La volonté est aujourd’hui de renouer des liens, trop longtemps oubliés et disparus, entre les citadins, leurs cours d’eau et leurs berges.
Sur le Rhône, de nombreuses villes travaillent ainsi à la réhabilitation de leurs aires urbaines en espaces de loisirs et de détente au travers de thèmes comme l’environnement et le patrimoine, le développement des activités nautiques ou l’aménagement des berges.
D’un projet à l’autre, la même volonté se manifeste pour aménager de façon cohérente les espaces fluviaux, favoriser l’émergence d’usages nouveaux et retrouver une familiarité avec le fleuve.
En effet, la disparition des activités liées à l’eau comme celles des lavandières, des meuniers ou des passeurs a entraîné un abandon des espaces de transition de l’eau à la terre, lesquels sont devenus des dépotoirs et ont été envahis par les infrastructures routières (autoroutes, parkings…) créant une barrière supplémentaire entre le fleuve et les hommes.

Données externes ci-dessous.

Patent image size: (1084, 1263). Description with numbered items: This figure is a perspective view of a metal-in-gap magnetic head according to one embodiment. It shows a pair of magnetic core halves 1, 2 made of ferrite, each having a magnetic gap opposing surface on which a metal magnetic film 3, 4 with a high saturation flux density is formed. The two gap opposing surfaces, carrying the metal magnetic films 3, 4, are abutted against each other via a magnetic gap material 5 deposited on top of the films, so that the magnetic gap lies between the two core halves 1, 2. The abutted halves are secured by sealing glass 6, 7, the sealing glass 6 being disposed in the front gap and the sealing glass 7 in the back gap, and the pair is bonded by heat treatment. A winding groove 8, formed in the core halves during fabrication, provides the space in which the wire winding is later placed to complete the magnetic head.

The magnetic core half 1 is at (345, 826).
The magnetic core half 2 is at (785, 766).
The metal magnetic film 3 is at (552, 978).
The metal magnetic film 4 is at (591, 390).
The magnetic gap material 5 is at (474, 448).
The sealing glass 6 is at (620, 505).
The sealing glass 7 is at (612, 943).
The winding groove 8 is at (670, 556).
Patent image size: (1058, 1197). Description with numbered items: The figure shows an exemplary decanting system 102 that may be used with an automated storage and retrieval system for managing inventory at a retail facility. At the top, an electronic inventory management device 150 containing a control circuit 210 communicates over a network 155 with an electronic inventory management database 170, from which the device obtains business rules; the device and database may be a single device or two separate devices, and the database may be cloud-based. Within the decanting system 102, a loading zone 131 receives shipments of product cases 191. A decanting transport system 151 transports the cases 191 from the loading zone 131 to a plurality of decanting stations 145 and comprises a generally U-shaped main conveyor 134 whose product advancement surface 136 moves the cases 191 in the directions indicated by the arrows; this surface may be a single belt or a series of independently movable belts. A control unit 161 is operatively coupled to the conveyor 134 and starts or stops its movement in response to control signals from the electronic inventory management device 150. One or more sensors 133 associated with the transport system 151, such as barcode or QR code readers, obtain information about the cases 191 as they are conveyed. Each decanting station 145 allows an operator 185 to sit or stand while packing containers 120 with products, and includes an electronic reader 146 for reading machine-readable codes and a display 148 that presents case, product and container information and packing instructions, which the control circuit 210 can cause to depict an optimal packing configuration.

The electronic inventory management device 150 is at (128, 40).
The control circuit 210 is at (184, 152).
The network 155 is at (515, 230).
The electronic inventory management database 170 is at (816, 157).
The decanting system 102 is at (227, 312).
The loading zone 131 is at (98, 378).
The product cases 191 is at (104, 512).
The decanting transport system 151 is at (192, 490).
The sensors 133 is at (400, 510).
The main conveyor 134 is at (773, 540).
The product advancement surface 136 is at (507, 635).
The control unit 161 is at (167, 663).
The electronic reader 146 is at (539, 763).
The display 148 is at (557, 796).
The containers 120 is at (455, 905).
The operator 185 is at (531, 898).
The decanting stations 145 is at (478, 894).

Afin de recréer les liens entre le Rhône et ses riverains, des haltes nautiques sont réalisées, des pistes cyclables remplacent les parkings, tandis que des rampes de mise à l’eau pour les bateaux sont implantées. D’autre part, des espaces verts agréables et proches de l’eau sont restaurés et mis en valeur comme à Lyon (Le plan Bleu) avec le parc de Miribel-Jonage, le site Confluence ou le parc de Gerland.